Derivation of Injury-Responsive Dendritic Cells for Acute Brain Targeting and Therapeutic Protein Delivery in the Stroke-Injured Rat
Figure 4
In vitro characterization of protein cargo.
(A) Representative micrographs of harvested LV-hBDNF-transduced DCs. (B) Quantification of hBDNF protein in transduced-DC lysate (intracellular) and conditioned medium (secreted) by ELISA. Values reflect the combined average of 3 independent experiments, with each derived from separate lentiviral preps and DC culture preps. ** P<0.01, *** P<0.001 versus LV-GFP-transduced cultures by one-way ANOVA and Tukey post-hoc analysis. (C) Quantification of cortical neuron loss following OGD and DC treatment. Results were combined from at least 3 independent experiments.
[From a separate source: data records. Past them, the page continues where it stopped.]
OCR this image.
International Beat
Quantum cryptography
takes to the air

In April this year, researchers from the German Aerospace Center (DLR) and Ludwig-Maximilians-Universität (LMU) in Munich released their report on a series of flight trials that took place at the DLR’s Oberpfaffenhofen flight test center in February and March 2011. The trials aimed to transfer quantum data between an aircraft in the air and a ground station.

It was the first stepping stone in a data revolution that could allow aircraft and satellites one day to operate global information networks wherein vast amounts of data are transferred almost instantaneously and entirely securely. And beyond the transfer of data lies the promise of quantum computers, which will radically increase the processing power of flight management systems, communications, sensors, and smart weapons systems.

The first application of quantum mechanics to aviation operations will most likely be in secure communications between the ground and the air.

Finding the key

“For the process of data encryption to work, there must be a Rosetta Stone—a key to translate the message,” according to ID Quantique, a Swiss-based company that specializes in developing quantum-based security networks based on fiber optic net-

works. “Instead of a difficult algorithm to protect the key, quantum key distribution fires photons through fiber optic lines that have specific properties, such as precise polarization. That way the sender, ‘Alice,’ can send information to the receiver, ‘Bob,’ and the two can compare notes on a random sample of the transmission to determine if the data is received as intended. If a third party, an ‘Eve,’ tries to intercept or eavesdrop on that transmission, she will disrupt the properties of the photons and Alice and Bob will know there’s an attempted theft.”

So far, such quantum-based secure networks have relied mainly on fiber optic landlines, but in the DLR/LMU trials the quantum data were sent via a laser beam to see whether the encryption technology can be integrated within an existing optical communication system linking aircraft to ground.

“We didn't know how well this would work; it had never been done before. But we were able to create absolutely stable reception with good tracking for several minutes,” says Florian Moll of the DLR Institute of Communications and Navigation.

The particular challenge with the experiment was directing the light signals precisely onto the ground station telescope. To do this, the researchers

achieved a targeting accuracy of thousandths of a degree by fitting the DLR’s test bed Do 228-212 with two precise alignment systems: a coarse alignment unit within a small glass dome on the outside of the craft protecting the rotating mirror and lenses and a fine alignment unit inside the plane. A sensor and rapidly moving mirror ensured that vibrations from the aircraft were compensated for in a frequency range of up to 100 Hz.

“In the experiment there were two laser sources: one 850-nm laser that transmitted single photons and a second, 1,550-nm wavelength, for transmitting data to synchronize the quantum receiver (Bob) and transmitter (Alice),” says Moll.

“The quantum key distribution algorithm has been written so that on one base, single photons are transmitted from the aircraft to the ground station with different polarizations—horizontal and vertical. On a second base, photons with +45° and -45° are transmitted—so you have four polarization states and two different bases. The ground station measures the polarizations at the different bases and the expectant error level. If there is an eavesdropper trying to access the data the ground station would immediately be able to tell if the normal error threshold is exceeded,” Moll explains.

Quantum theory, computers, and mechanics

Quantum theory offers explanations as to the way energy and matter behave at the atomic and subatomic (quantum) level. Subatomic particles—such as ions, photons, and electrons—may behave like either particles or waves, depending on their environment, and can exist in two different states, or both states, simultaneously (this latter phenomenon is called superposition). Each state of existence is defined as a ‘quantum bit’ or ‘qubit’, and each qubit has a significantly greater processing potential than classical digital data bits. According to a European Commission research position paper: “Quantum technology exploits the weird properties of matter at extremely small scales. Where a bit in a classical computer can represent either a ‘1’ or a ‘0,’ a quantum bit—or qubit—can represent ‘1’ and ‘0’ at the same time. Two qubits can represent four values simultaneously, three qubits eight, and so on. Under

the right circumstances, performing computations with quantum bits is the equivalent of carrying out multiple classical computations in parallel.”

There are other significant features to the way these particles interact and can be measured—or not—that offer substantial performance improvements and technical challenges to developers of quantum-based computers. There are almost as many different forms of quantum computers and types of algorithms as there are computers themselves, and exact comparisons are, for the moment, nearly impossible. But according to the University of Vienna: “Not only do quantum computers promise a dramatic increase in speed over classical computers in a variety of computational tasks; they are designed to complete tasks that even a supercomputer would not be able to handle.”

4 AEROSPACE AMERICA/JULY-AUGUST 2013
Error bars denote SEM. n = 46–60 wells/treatment group. * P<0.05, *** P<0.001 by one-way ANOVA and Tukey post-hoc analysis. (D) Representative fluorescent micrographs of LV-tBH4-transduced and LV-GFP-transduced-DC cultures. (E) Representative western blot showing anti-HisG immunoreactivity at 14 kDa for GFP-DC lysate or tBH4-DC lysate and conditioned medium. Time post-LV transduction is indicated for each sample. (F) Quantification of hippocampal neuron loss following glutamate exposure and DC treatment. Average neuron loss was calculated from at least 3 independent experiments. Error bars denote SEM. n = 24–48 wells/treatment group. * indicates significance by one-way ANOVA and Tukey post-hoc analysis with respect to each no insult control (vehicle or DC treatment alone, P<0.05). Scale bars: (A) and (D) 100 µm.